The promise of Genesis 3 is not just that the Serpent will be reduced to a crawling beast and enemy of humanity, but that God will allow humanity a way to escape sin’s control.  The internal reality of our sin can be conquered with God’s help and the external manifestations of it can be put down. The curse of the serpent makes clear that Sin will not have the last word. The serpent is made into a stupid animal rather than a clever beast and the descendants of Eve are given victory over it. The skull of the serpent, of sin, will be crushed, and the heel of humanity will only ever be bruised.

On a grand scale this promise is called the “proto-evangelion,” the first instance of the Gospel. Christ will come and crush evil and allow us to escape from sin. Yet, God did not wait for Christ’s incarnation to begin this work. From Noah’s reception of the command, “Thou shalt not kill,” to Moses’s full reception of the Law, to the judges, to the prophets, and even till today – God is constantly working to empower people to conquer sin. We are not helpless in the face of the world’s evils. We are constantly being equipped to take counter wickedness with righteousness, love, and holiness.

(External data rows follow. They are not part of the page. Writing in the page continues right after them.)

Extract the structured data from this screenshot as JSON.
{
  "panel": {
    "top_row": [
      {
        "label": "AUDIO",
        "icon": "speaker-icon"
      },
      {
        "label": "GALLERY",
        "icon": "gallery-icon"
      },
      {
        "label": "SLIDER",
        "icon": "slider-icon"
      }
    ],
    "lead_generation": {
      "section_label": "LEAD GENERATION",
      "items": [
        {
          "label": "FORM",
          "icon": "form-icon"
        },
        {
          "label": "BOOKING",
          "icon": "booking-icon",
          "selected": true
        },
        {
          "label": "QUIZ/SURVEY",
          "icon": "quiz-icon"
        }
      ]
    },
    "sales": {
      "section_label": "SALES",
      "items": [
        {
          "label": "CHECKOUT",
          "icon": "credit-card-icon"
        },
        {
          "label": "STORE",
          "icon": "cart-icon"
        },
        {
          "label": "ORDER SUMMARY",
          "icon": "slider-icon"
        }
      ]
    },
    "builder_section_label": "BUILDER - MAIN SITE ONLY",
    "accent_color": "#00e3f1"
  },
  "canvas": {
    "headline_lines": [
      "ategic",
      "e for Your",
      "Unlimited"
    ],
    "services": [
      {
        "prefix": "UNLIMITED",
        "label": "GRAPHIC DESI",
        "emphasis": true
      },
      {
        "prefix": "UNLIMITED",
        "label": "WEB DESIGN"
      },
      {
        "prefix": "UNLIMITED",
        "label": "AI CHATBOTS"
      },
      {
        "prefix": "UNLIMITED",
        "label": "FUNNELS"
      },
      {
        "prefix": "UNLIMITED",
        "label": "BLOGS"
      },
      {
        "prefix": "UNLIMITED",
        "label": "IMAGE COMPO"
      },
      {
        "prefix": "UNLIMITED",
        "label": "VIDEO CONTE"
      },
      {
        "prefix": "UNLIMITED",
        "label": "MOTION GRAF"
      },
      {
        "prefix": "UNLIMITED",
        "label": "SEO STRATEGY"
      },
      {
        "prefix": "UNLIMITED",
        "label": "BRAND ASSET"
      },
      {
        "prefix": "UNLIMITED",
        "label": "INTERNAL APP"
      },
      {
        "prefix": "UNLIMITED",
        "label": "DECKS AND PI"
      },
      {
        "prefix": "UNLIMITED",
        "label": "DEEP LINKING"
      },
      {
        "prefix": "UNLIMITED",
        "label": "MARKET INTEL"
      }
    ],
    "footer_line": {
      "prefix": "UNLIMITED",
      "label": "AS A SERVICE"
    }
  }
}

I will close this unspoken sermon with a quote directly from John Wesley, his vocalization of what it means to be saved is one of the best I have seen, and it captures what kind of victory over sin – over the Serpent – we are promised in Genesis 3.

“By salvation I mean, not barely, according to the vulgar notion, deliverance from hell, or going to heaven: but a present deliverance from sin, a restoration of the soul to its primitive health, its original purity; a recover of the divine nature; the renewal of our souls after the image of God, in righteousness and true holiness, in justice, mercy, and truth.” – A Farther Appeal to Men of Reason and Religion.